April 27, 2009 / 4:50 PM / 9 years ago

Hasty accounting changes won't fool investors

LONDON (Reuters) - Cooking the books to please banks won’t fool investors, a top accounting official said on Monday, rejecting European Union calls for a rapid easing of a rule some policymakers blame for making the credit crunch worse.

“You can’t expect to have an independent standard setter that you expect to jump every time someone has a good idea, to cook the books to make things easier,” said Tom Jones, a board member of the International Accounting Standards Board.

“To try to blame accounting is the old story, it’s blaming the thermometer for the high fever. Accounting just tells you what it’s about. If politics drives accounting standards, investors won’t have a clue what real life is about,” Jones said.

The IASB sets accounting rules used in the 27-nation EU as well as about 100 other countries across the world.

EU officials and finance ministers have asked it to loosen how its fair value rules are applied after such a move by the board’s U.S. equivalent, the Financial Accounting Standards Board. FASB eased its rules after heavy pressure from Congress.

Fair value measures assets on company balance sheets by their market worth and banks blame the rule for having to make huge writedowns on assets that have become untradeable.

The IASB and FASB had already eased their respective fair value rules last October after political pressure.

EU finance ministers have asked the IASB to moves its rules in line with the latest FASB easing immediately.

“There are many many people who are not calling for immediate action ... On mature reflection most people think it was a mistake to move so quickly and we obviously don’t want to make the same mistake again,” Jones said at the Reuters Global Financial Regulation Summit.

“It isn’t clear there is any need to do anything.”

Deutsche Bank (DBKGn.DE) was one of the banks that made use of October easing, which flattered its results and sent its stock price up, only to fall after “investors saw through the numbers,” Jones said.

Bank of France Governor, Christian Noyer, who is also a governing council member of the European Central Bank, said on Friday the EU could set its own accounting rules if the IASB does not respond quickly.

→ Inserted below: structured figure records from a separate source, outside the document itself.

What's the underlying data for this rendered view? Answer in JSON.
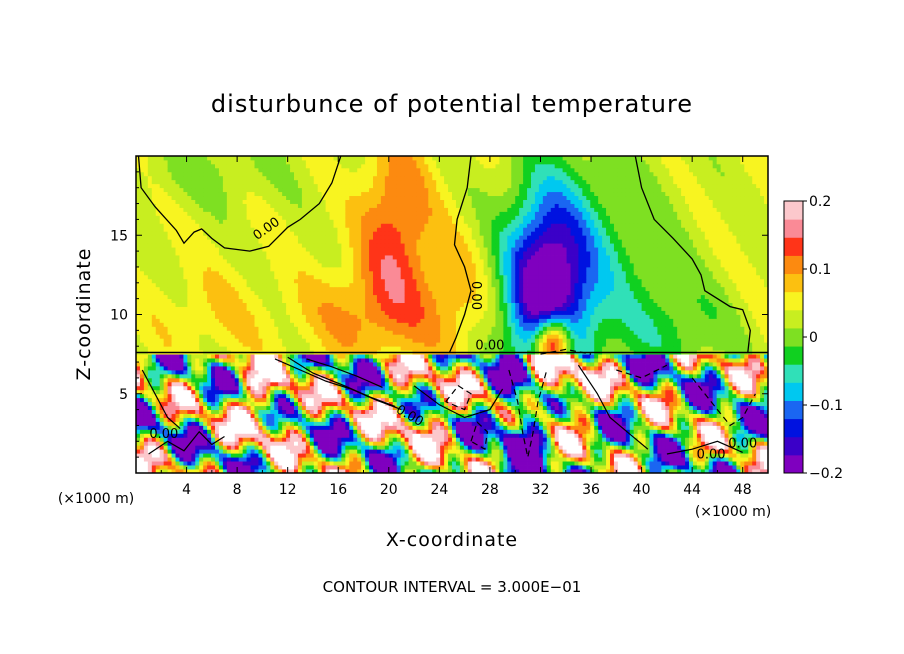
{
  "chart_data": {
    "type": "heatmap",
    "title": "disturbunce of potential temperature",
    "xlabel": "X-coordinate",
    "ylabel": "Z-coordinate",
    "x_unit": "(×1000 m)",
    "x_unit_right": "(×1000 m)",
    "xlim": [
      0,
      50
    ],
    "ylim": [
      0,
      20
    ],
    "x_ticks": [
      4,
      8,
      12,
      16,
      20,
      24,
      28,
      32,
      36,
      40,
      44,
      48
    ],
    "y_ticks": [
      5,
      10,
      15
    ],
    "colorbar": {
      "min": -0.2,
      "max": 0.2,
      "tick_labels": [
        "0.2",
        "0.1",
        "0",
        "−0.1",
        "−0.2"
      ],
      "tick_values": [
        0.2,
        0.1,
        0,
        -0.1,
        -0.2
      ]
    },
    "contour_labels": [
      "0.00",
      "0.00",
      "0.00",
      "0.00",
      "0.00",
      "0.00",
      "0.00"
    ],
    "contour_interval_text": "CONTOUR INTERVAL = 3.000E−01"
  },
  "colors": {
    "colormap": [
      "#7f00bf",
      "#3b00c8",
      "#0012e0",
      "#1a66f2",
      "#00c8f0",
      "#30e0b8",
      "#10d020",
      "#7ee022",
      "#c8ee20",
      "#f8f420",
      "#fcc010",
      "#fc8a10",
      "#ff3418",
      "#fa8a96",
      "#fcc8cc"
    ],
    "strong_positive": "#ffffff",
    "axis": "#000000"
  }
}
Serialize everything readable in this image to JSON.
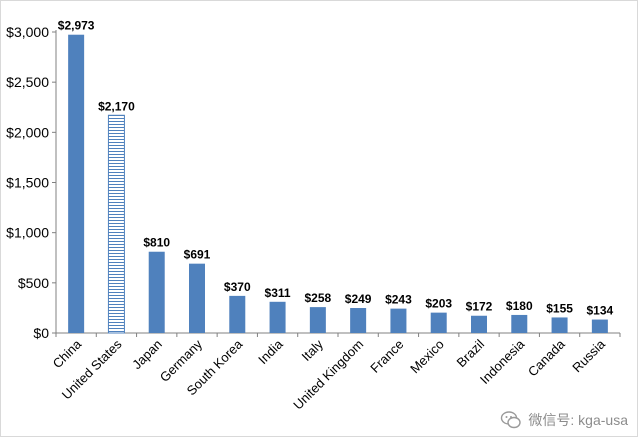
{
  "chart_data": {
    "type": "bar",
    "title": "",
    "xlabel": "",
    "ylabel": "",
    "ylim": [
      0,
      3000
    ],
    "yticks": [
      "$0",
      "$500",
      "$1,000",
      "$1,500",
      "$2,000",
      "$2,500",
      "$3,000"
    ],
    "grid": false,
    "categories": [
      "China",
      "United States",
      "Japan",
      "Germany",
      "South Korea",
      "India",
      "Italy",
      "United Kingdom",
      "France",
      "Mexico",
      "Brazil",
      "Indonesia",
      "Canada",
      "Russia"
    ],
    "values": [
      2973,
      2170,
      810,
      691,
      370,
      311,
      258,
      249,
      243,
      203,
      172,
      180,
      155,
      134
    ],
    "data_labels": [
      "$2,973",
      "$2,170",
      "$810",
      "$691",
      "$370",
      "$311",
      "$258",
      "$249",
      "$243",
      "$203",
      "$172",
      "$180",
      "$155",
      "$134"
    ],
    "colors": {
      "bar": "#4f81bd",
      "highlight_stripe": "#4f81bd",
      "axis": "#808080"
    },
    "highlight_category": "United States"
  },
  "watermark": {
    "text": "微信号: kga-usa",
    "icon": "wechat-icon"
  }
}
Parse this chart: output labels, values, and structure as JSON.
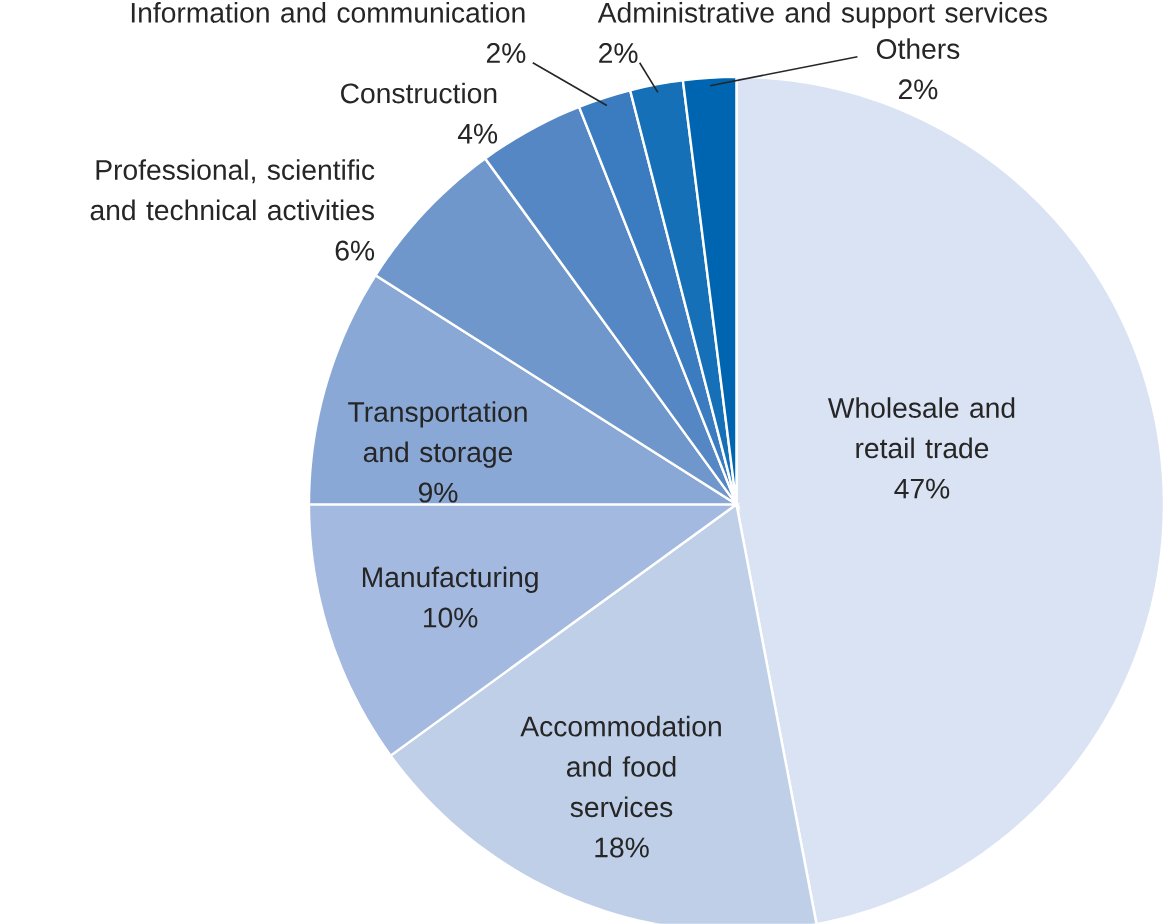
{
  "chart_data": {
    "type": "pie",
    "categories": [
      "Wholesale and retail trade",
      "Accommodation and food services",
      "Manufacturing",
      "Transportation and storage",
      "Professional, scientific and technical activities",
      "Construction",
      "Information and communication",
      "Administrative and support services",
      "Others"
    ],
    "values": [
      47,
      18,
      10,
      9,
      6,
      4,
      2,
      2,
      2
    ],
    "value_labels": [
      "47%",
      "18%",
      "10%",
      "9%",
      "6%",
      "4%",
      "2%",
      "2%",
      "2%"
    ],
    "colors": [
      "#dae3f3",
      "#bfcfe8",
      "#a3b9df",
      "#8aa8d6",
      "#6f97cc",
      "#5587c4",
      "#3b7bc0",
      "#1570b8",
      "#0065b0"
    ]
  }
}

EU officials fear if the IASB makes no immediate changes, banks in the 27-country bloc would be at a disadvantage to their U.S. peers. The IASB said last week it was looking at the U.S. changes as part of a wider review of fair value that will take several months to complete.

Jones said Noyer’s threat was serious, however.

    “It’s a real threat. If the French could achieve it I am sure they would. By far the majority of people are not in favor of cooking the books to hide the truth. How would you set standards if politicians are fighting each other over setting standards?” Jones said.

    Another battle also looms over accounting rules.

    The Group of Twenty (G20) industrialized and emerging market economies agreed earlier this month that banks should build up reserves in good times as a buffer when markets turn sour.

    Some policymakers want this hard wired in accounting rules but Jones said this could be used to sweeten profits.

    “Unless we are very careful, through-the-cycle losses and dynamic provisioning would simply be a cookie jar,” Jones said.

    Accounting was about telling investors the “warts and all truth” and not about ensuring financial stability as supervisors already have powers to introduce provisioning in capital rules.

    “The regulators have the absolute ability to require capital reserves for future writeoffs separate from Tier 1, which would achieve their regulatory requirements and not mess up the accounting,” Jones said.